Steve finds out fellow Olympians Thomas, Mark and Glen are just regular guys, are fun to be around and, oh yeah, are actual athletes.
Also complicating matters is Special Olympics worker Lynn Sheridan ("Grey's Anatomy's" Katherine Heigl) on whom Steve gets an inconvenient crush.
The Farrelly brothers, who have featured disabled actors in their movies without mocking them, labored over the script for years with Special Olympics executives, who have given the film a ringing endorsement, as has the National Down Syndrome Society.
But the script does feel labored over, the lines sounding approved by committee which they were.

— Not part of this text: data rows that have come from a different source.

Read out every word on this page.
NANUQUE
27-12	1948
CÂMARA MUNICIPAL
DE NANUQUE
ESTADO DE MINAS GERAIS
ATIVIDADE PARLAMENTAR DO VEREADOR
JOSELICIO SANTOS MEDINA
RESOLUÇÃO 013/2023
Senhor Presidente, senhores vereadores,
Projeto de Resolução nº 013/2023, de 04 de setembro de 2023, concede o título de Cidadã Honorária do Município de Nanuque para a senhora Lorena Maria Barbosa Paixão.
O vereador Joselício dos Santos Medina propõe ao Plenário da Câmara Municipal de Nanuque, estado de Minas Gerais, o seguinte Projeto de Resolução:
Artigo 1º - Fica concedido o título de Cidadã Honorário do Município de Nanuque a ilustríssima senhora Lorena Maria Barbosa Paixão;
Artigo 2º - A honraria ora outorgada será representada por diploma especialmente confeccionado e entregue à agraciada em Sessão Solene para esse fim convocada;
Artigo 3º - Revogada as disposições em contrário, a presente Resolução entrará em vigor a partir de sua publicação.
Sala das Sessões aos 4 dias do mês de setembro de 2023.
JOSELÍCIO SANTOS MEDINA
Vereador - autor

Or maybe it's the directing. The brothers handed the reins to second-time director Barry Blaustein, and one can't help thinking the Farrellys' razor-sharp eye could have made the material snap still harder.

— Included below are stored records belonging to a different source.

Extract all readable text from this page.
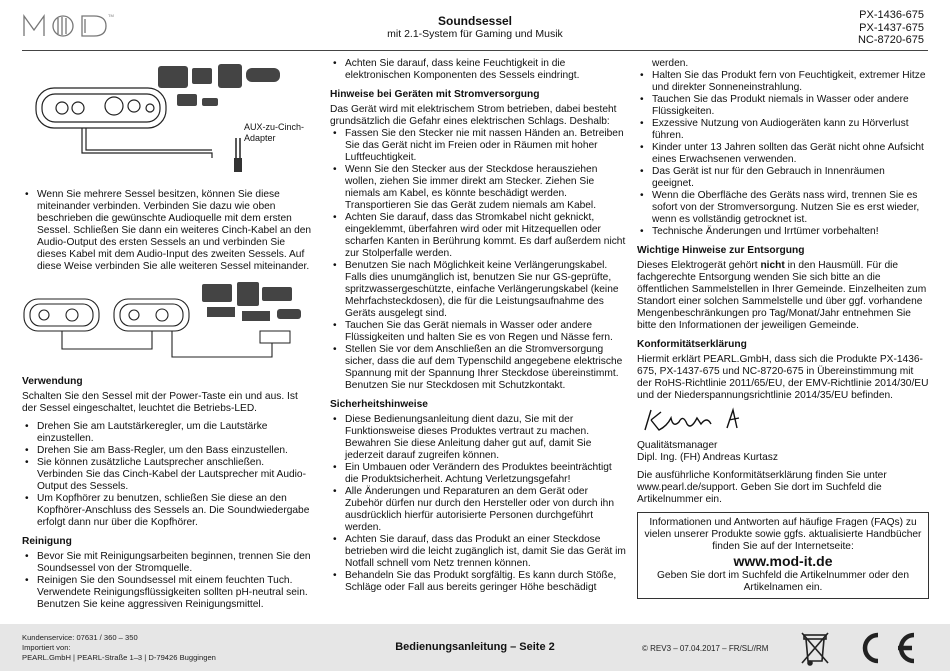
TM	Soundsessel
mit 2.1-System für Gaming und Musik
PX-1436-675
PX-1437-675
NC-8720-675
AUX-zu-Cinch-
Adapter
• Wenn Sie mehrere Sessel besitzen, können Sie diese miteinander verbinden. Verbinden Sie dazu wie oben beschrieben die gewünschte Audioquelle mit dem ersten Sessel. Schließen Sie dann ein weiteres Cinch-Kabel an den Audio-Output des ersten Sessels an und verbinden Sie dieses Kabel mit dem Audio-Input des zweiten Sessels. Auf diese Weise verbinden Sie alle weiteren Sessel miteinander.

Verwendung

Schalten Sie den Sessel mit der Power-Taste ein und aus. Ist der Sessel eingeschaltet, leuchtet die Betriebs-LED.

• Drehen Sie am Lautstärkeregler, um die Lautstärke einzustellen.
• Drehen Sie am Bass-Regler, um den Bass einzustellen.
• Sie können zusätzliche Lautsprecher anschließen. Verbinden Sie das Cinch-Kabel der Lautsprecher mit Audio-Output des Sessels.
• Um Kopfhörer zu benutzen, schließen Sie diese an den Kopfhörer-Anschluss des Sessels an. Die Soundwiedergabe erfolgt dann nur über die Kopfhörer.

Reinigung

• Bevor Sie mit Reinigungsarbeiten beginnen, trennen Sie den Soundsessel von der Stromquelle.
• Reinigen Sie den Soundsessel mit einem feuchten Tuch. Verwendete Reinigungsflüssigkeiten sollten pH-neutral sein. Benutzen Sie keine aggressiven Reinigungsmittel.
• Achten Sie darauf, dass keine Feuchtigkeit in die elektronischen Komponenten des Sessels eindringt.

Hinweise bei Geräten mit Stromversorgung

Das Gerät wird mit elektrischem Strom betrieben, dabei besteht grundsätzlich die Gefahr eines elektrischen Schlags. Deshalb:

• Fassen Sie den Stecker nie mit nassen Händen an. Betreiben Sie das Gerät nicht im Freien oder in Räumen mit hoher Luftfeuchtigkeit.
• Wenn Sie den Stecker aus der Steckdose herausziehen wollen, ziehen Sie immer direkt am Stecker. Ziehen Sie niemals am Kabel, es könnte beschädigt werden. Transportieren Sie das Gerät zudem niemals am Kabel.
• Achten Sie darauf, dass das Stromkabel nicht geknickt, eingeklemmt, überfahren wird oder mit Hitzequellen oder scharfen Kanten in Berührung kommt. Es darf außerdem nicht zur Stolperfalle werden.
• Benutzen Sie nach Möglichkeit keine Verlängerungskabel. Falls dies unumgänglich ist, benutzen Sie nur GS-geprüfte, spritzwassergeschützte, einfache Verlängerungskabel (keine Mehrfachsteckdosen), die für die Leistungsaufnahme des Geräts ausgelegt sind.
• Tauchen Sie das Gerät niemals in Wasser oder andere Flüssigkeiten und halten Sie es von Regen und Nässe fern.
• Stellen Sie vor dem Anschließen an die Stromversorgung sicher, dass die auf dem Typenschild angegebene elektrische Spannung mit der Spannung Ihrer Steckdose übereinstimmt. Benutzen Sie nur Steckdosen mit Schutzkontakt.

Sicherheitshinweise

• Diese Bedienungsanleitung dient dazu, Sie mit der Funktionsweise dieses Produktes vertraut zu machen. Bewahren Sie diese Anleitung daher gut auf, damit Sie jederzeit darauf zugreifen können.
• Ein Umbauen oder Verändern des Produktes beeinträchtigt die Produktsicherheit. Achtung Verletzungsgefahr!
• Alle Änderungen und Reparaturen an dem Gerät oder Zubehör dürfen nur durch den Hersteller oder von durch ihn ausdrücklich hierfür autorisierte Personen durchgeführt werden.
• Achten Sie darauf, dass das Produkt an einer Steckdose betrieben wird die leicht zugänglich ist, damit Sie das Gerät im Notfall schnell vom Netz trennen können.
• Behandeln Sie das Produkt sorgfältig. Es kann durch Stöße, Schläge oder Fall aus bereits geringer Höhe beschädigt

werden.

• Halten Sie das Produkt fern von Feuchtigkeit, extremer Hitze und direkter Sonneneinstrahlung.
• Tauchen Sie das Produkt niemals in Wasser oder andere Flüssigkeiten.
• Exzessive Nutzung von Audiogeräten kann zu Hörverlust führen.
• Kinder unter 13 Jahren sollten das Gerät nicht ohne Aufsicht eines Erwachsenen verwenden.
• Das Gerät ist nur für den Gebrauch in Innenräumen geeignet.
• Wenn die Oberfläche des Geräts nass wird, trennen Sie es sofort von der Stromversorgung. Nutzen Sie es erst wieder, wenn es vollständig getrocknet ist.
• Technische Änderungen und Irrtümer vorbehalten!

Wichtige Hinweise zur Entsorgung

Dieses Elektrogerät gehört nicht in den Hausmüll. Für die fachgerechte Entsorgung wenden Sie sich bitte an die öffentlichen Sammelstellen in Ihrer Gemeinde. Einzelheiten zum Standort einer solchen Sammelstelle und über ggf. vorhandene Mengenbeschränkungen pro Tag/Monat/Jahr entnehmen Sie bitte den Informationen der jeweiligen Gemeinde.

Konformitätserklärung

Hiermit erklärt PEARL.GmbH, dass sich die Produkte PX-1436-675, PX-1437-675 und NC-8720-675 in Übereinstimmung mit der RoHS-Richtlinie 2011/65/EU, der EMV-Richtlinie 2014/30/EU und der Niederspannungsrichtlinie 2014/35/EU befinden.

Qualitätsmanager

Dipl. Ing. (FH) Andreas Kurtasz

Die ausführliche Konformitätserklärung finden Sie unter www.pearl.de/support. Geben Sie dort im Suchfeld die Artikelnummer ein.

Informationen und Antworten auf häufige Fragen (FAQs) zu vielen unserer Produkte sowie ggfs. aktualisierte Handbücher finden Sie auf der Internetseite:

www.mod-it.de

Geben Sie dort im Suchfeld die Artikelnummer oder den Artikelnamen ein.

Kundenservice: 07631 / 360 – 350
Importiert von:
PEARL.GmbH | PEARL-Straße 1–3 | D-79426 Buggingen
Bedienungsanleitung – Seite 2	© REV3 – 07.04.2017 – FR/SL//RM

Knoxville's acting isn't getting any better, but he's still an inherent charmer and, as we know from "Jackass," can take a pratfall with the best of them. But it's fantastic to see two men with Down, athlete Eddie Barbanell and John Taylor, a veteran actor who appeared in "The Seventh Sign," with smaller roles. They could have handled bigger parts. Only Glen (Jed Reese) has lines that required drum-tight comic timing.
"The Ringer's" goal was to alter perceptions about people with mental disabilities. In one crucial way, the lead is brilliantly cast: If someone as cool as Johnny Knoxville enjoys spending time with mentally challenged people without pity, mockery or condescension, there's no reason the viewer can't.